Bu çalışmalardan beynin elastik tarihinin iki büyük dönemini tanımladık. İlk dönem yaygın olarak “Kritik Periyot” olarak adlandırılır. Ve bu, beynin başlangıç biçiminde, temel işleme mekanizmasında kurulduğu periyottur. Bu aslında öğrenmenin kendiliğinden olmadığı, beynin mekanizmasının başlangıçtaki farklılaşmasını güdüleyen önemli değişikliklerin periyodudur. Örneğin; ses alanında bu, sese maruz kalmaktır. Ve aslında beyin, içinde büyüdüğü ses çevresinin eline kalmıştır. Yani örneğin; ben anlamsız, sözsüz seslerin olduğu bir çevrede bir hayvan büyütebilirim. Benim oluşturduğum bir ses repertuvarı. Sadece maruz bırakmak suretiyle yaptığım, hayvan ve genç beyni için yapay olarak önemli. Ve gördüğüm, hayvanın beyninin proses etme becerisinin sınırları içinde sesi düzenli bir biçimde temsil etmek için ideal formda bu sesin ilk prosesini kurduğudur. Bu ses, hayvan için değerli olmak zorunda değil. Bu hayvanı, bir çocuğun anadilinin seslerini taklit eden sesler gibi varsayımsal olarak değerli bir şeyin içinde büyütebilirim. Ve aslında beynin özelleşmiş bir işlemci geliştirdiğini görebilirim. Bu karmaşık dizi için, bir sesler repertuvarı için özelleşmiş. Bu aslında çok boyutlu nöronal temsil şartlarında onların temsilinin ayrılığını büyütür.

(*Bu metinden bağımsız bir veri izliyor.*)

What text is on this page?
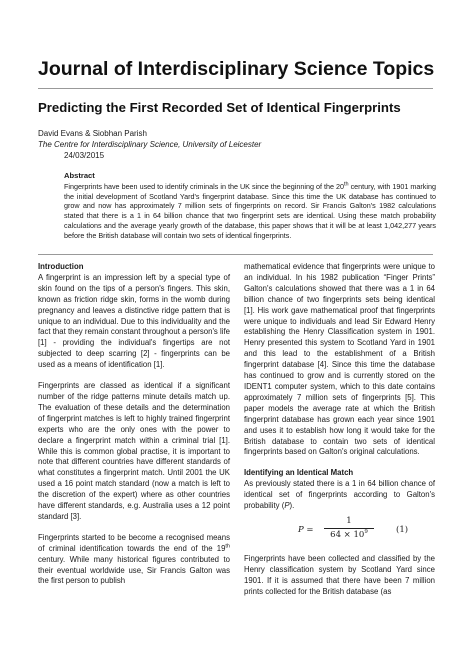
Journal of Interdisciplinary Science Topics
Predicting the First Recorded Set of Identical Fingerprints
David Evans & Siobhan Parish
The Centre for Interdisciplinary Science, University of Leicester
24/03/2015
Abstract

Fingerprints have been used to identify criminals in the UK since the beginning of the 20th century, with 1901 marking the initial development of Scotland Yard's fingerprint database. Since this time the UK database has continued to grow and now has approximately 7 million sets of fingerprints on record. Sir Francis Galton's 1982 calculations stated that there is a 1 in 64 billion chance that two fingerprint sets are identical. Using these match probability calculations and the average yearly growth of the database, this paper shows that it will be at least 1,042,277 years before the British database will contain two sets of identical fingerprints.

Introduction

A fingerprint is an impression left by a special type of skin found on the tips of a person's fingers. This skin, known as friction ridge skin, forms in the womb during pregnancy and leaves a distinctive ridge pattern that is unique to an individual. Due to this individuality and the fact that they remain constant throughout a person's life [1] - providing the individual's fingertips are not subjected to deep scarring [2] - fingerprints can be used as a means of identification [1].

Fingerprints are classed as identical if a significant number of the ridge patterns minute details match up. The evaluation of these details and the determination of fingerprint matches is left to highly trained fingerprint experts who are the only ones with the power to declare a fingerprint match within a criminal trial [1]. While this is common global practise, it is important to note that different countries have different standards of what constitutes a fingerprint match. Until 2001 the UK used a 16 point match standard (now a match is left to the discretion of the expert) where as other countries have different standards, e.g. Australia uses a 12 point standard [3].

Fingerprints started to be become a recognised means of criminal identification towards the end of the 19th century. While many historical figures contributed to their eventual worldwide use, Sir Francis Galton was the first person to publish

mathematical evidence that fingerprints were unique to an individual. In his 1982 publication “Finger Prints” Galton's calculations showed that there was a 1 in 64 billion chance of two fingerprints sets being identical [1]. His work gave mathematical proof that fingerprints were unique to individuals and lead Sir Edward Henry establishing the Henry Classification system in 1901. Henry presented this system to Scotland Yard in 1901 and this lead to the establishment of a British fingerprint database [4]. Since this time the database has continued to grow and is currently stored on the IDENT1 computer system, which to this date contains approximately 7 million sets of fingerprints [5]. This paper models the average rate at which the British fingerprint database has grown each year since 1901 and uses it to establish how long it would take for the British database to contain two sets of identical fingerprints based on Galton's original calculations.

Identifying an Identical Match

As previously stated there is a 1 in 64 billion chance of identical set of fingerprints according to Galton's probability (P).

P =
1
$64 \times 10^9$	(1)

Fingerprints have been collected and classified by the Henry classification system by Scotland Yard since 1901. If it is assumed that there have been 7 million prints collected for the British database (as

Ya da hayvanı tamamen anlamsız ve tahrip edici seslere maruz bırakabilirim. Bir hayvanı, bir bebeği sürekli bir gürültünün varlığıyla, gürültülü bir tavan vantilatörünün altında büyütmeye eşdeğer koşullarda yetiştirebilirim. Ve bunu yaptığımda, aslında beyni bu anlamsız sesin usta bir işlemcisi olmak üzere özelleştiririm. Ve sonuç olarak, bunun herhangi bir anlamlı sesi temsil etme becerisi karşısında hayal kırıklığına uğrarım. Bebekliğin erken dönemlerindeki böyle şeyler gerçek bebeklerde olur. Ve bunlar, örneğin; her normal gelişen bebekte dile özel bir işlemcinin güzel evrimine bir açıklama getirirler. Ve ayrıca ilerleyen yaşlarında, sonuç olarak dil becerilerinde daha sınırlı olan, önemli miktarda bir çocuk nüfusundaki kusurlu prosesin gelişimi için de açıklama getirirler.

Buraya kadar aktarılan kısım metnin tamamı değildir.